Chatbots have their own incentives when they talk to you. And – unless you designed it – you don’t know what they are.

While researching for this piece, I stumbled across the first use of the word “chatterbot”. It’s in 1994, in a paper submitted to the Proceedings of the Twelfth National Conference on Artificial Intelligence. There’s a section halfway through that really caught my eye. It’s on ‘tricks’ that chatbots use to seem more human. Here’s some snippets:

Since the program never says anything declaratively, it cannot contradict itself later.

Controversial statements are a way to drag the user into the program’s conversation, rather than letting the user direct the discourse.

Simulated typing, by including realistic delays between characters, we imitate the rhythm of a person typing.

Bots deploy these tricks to seem human, even if it means a worse conversation (less declarative, more controversial, etc). Their incentive is not to help. It’s not to understand. It’s not to dive deep to seek the truth together. None of those very human markers of good dialogue. Their incentive is to prove that they ‘work’. Hence the tricks.

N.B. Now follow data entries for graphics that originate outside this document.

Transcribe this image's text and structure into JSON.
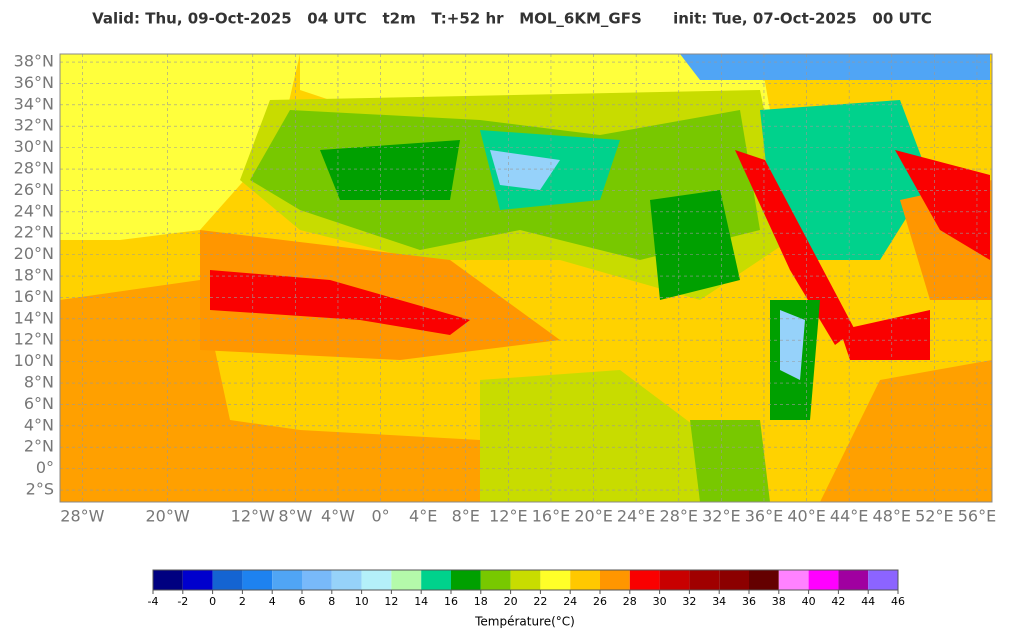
{
  "title": "Valid: Thu, 09-Oct-2025   04 UTC   t2m   T:+52 hr   MOL_6KM_GFS      init: Tue, 07-Oct-2025   00 UTC",
  "map": {
    "lat_ticks": [
      {
        "value": 38,
        "label": "38°N"
      },
      {
        "value": 36,
        "label": "36°N"
      },
      {
        "value": 34,
        "label": "34°N"
      },
      {
        "value": 32,
        "label": "32°N"
      },
      {
        "value": 30,
        "label": "30°N"
      },
      {
        "value": 28,
        "label": "28°N"
      },
      {
        "value": 26,
        "label": "26°N"
      },
      {
        "value": 24,
        "label": "24°N"
      },
      {
        "value": 22,
        "label": "22°N"
      },
      {
        "value": 20,
        "label": "20°N"
      },
      {
        "value": 18,
        "label": "18°N"
      },
      {
        "value": 16,
        "label": "16°N"
      },
      {
        "value": 14,
        "label": "14°N"
      },
      {
        "value": 12,
        "label": "12°N"
      },
      {
        "value": 10,
        "label": "10°N"
      },
      {
        "value": 8,
        "label": "8°N"
      },
      {
        "value": 6,
        "label": "6°N"
      },
      {
        "value": 4,
        "label": "4°N"
      },
      {
        "value": 2,
        "label": "2°N"
      },
      {
        "value": 0,
        "label": "0°"
      },
      {
        "value": -2,
        "label": "2°S"
      }
    ],
    "lon_ticks": [
      {
        "value": -28,
        "label": "28°W"
      },
      {
        "value": -20,
        "label": "20°W"
      },
      {
        "value": -12,
        "label": "12°W"
      },
      {
        "value": -8,
        "label": "8°W"
      },
      {
        "value": -4,
        "label": "4°W"
      },
      {
        "value": 0,
        "label": "0°"
      },
      {
        "value": 4,
        "label": "4°E"
      },
      {
        "value": 8,
        "label": "8°E"
      },
      {
        "value": 12,
        "label": "12°E"
      },
      {
        "value": 16,
        "label": "16°E"
      },
      {
        "value": 20,
        "label": "20°E"
      },
      {
        "value": 24,
        "label": "24°E"
      },
      {
        "value": 28,
        "label": "28°E"
      },
      {
        "value": 32,
        "label": "32°E"
      },
      {
        "value": 36,
        "label": "36°E"
      },
      {
        "value": 40,
        "label": "40°E"
      },
      {
        "value": 44,
        "label": "44°E"
      },
      {
        "value": 48,
        "label": "48°E"
      },
      {
        "value": 52,
        "label": "52°E"
      },
      {
        "value": 56,
        "label": "56°E"
      }
    ]
  },
  "colorbar": {
    "label": "Température(°C)",
    "ticks": [
      -4,
      -2,
      0,
      2,
      4,
      6,
      8,
      10,
      12,
      14,
      16,
      18,
      20,
      22,
      24,
      26,
      28,
      30,
      32,
      34,
      36,
      38,
      40,
      42,
      44,
      46
    ],
    "colors": [
      "#000080",
      "#0000cd",
      "#1464d2",
      "#1e82f0",
      "#50a5f5",
      "#78b9fa",
      "#96d2fa",
      "#b4f0fa",
      "#b4faaa",
      "#00d28c",
      "#00a000",
      "#78c800",
      "#c8dc00",
      "#ffff28",
      "#ffc800",
      "#ff9600",
      "#fa0000",
      "#c80000",
      "#a00000",
      "#8c0000",
      "#640000",
      "#ff82ff",
      "#ff00ff",
      "#a000a0",
      "#8c64ff"
    ]
  }
}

Designers of bots might have other agendas too. That HelloFresh bot I linked to earlier wants to sell you HelloFresh boxes. To greater or lesser extents, this will always be true of bots built by profit-making ventures. Or a bot might want to shape your worldview. Who built that PhilosopherAI I mentioned, and what are their values and biases? Of course, you’ll talk to plenty of humans who want to sell you things and worldviews too. But would you rather pit your intuition to discern that against another human, or a bot and its ‘black box’?.

When I say bots are less honest, I don’t mean they’re lying all the time. I do mean that the conversation mostly won’t be what it appears. Instead, it’ll be engineered to achieve an outcome you don’t know about. And poorer as a result.

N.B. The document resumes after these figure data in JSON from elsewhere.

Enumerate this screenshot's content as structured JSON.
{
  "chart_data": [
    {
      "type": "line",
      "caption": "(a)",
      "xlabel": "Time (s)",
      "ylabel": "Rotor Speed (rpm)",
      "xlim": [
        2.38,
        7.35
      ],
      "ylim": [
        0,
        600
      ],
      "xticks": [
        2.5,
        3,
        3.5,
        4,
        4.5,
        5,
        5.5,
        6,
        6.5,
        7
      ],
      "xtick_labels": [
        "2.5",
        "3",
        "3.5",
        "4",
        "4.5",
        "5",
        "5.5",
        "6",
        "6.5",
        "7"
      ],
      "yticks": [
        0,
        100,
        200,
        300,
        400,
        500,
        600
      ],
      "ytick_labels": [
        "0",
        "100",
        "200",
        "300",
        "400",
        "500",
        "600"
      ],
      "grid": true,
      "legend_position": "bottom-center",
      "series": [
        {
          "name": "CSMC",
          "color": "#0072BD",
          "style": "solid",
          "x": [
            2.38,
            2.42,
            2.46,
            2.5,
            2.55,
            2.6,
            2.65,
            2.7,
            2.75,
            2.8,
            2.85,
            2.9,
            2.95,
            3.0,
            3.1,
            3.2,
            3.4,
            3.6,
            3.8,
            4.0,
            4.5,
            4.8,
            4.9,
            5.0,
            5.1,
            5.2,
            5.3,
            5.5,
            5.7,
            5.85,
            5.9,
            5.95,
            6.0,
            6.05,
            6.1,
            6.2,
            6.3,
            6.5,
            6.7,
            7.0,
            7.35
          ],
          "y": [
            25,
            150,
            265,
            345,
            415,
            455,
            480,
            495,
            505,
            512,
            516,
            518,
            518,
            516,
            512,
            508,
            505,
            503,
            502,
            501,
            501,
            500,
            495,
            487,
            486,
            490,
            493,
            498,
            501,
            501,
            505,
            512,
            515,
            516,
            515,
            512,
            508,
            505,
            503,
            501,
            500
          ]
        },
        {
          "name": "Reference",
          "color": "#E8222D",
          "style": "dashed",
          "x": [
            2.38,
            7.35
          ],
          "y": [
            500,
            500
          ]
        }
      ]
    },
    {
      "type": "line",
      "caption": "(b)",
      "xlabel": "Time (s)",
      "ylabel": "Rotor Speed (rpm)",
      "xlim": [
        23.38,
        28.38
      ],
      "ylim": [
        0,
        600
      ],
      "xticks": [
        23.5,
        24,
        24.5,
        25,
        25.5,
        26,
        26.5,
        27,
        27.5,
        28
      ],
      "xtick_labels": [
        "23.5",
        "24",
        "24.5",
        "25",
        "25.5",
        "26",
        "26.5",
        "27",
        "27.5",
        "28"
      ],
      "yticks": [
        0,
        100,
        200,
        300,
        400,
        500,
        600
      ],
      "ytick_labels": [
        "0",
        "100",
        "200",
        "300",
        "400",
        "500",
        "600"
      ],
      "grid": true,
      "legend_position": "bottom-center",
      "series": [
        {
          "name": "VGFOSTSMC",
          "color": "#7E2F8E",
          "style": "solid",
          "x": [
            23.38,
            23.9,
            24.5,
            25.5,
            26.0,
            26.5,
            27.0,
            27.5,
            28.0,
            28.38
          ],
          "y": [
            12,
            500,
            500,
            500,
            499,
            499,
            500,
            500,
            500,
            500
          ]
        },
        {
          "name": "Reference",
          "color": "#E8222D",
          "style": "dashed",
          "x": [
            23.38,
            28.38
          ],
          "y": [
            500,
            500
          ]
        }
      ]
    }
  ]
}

Gartner’s AI Hype Cycle predicts that chatbots will become mainstream in 2-5 years. Who’ll build them? And why? How human will they sound? Or will we sound ever more like robots?

We have a lot to think about. And, if you think rich communication is a part of humanity worth keeping – we don’t have much time.


¹ A huge shoutout to Christine, Chris, Martin, and the mHealth team at Population Services International 🙌🏽

² Before doing this work, I thought most chatbots were what Paul Graham would call ‘sitcom ideas’. They sound good, people will tell you it’s a good idea, but no-one it’s targeted at would actually use them more than once. After doing it… I still think there’s an awful lot of bad chatbot ideas out there. But also some that give people what they truly value.

³ Nobody writes about this better than Rebecca Solnit, in this beautiful essay.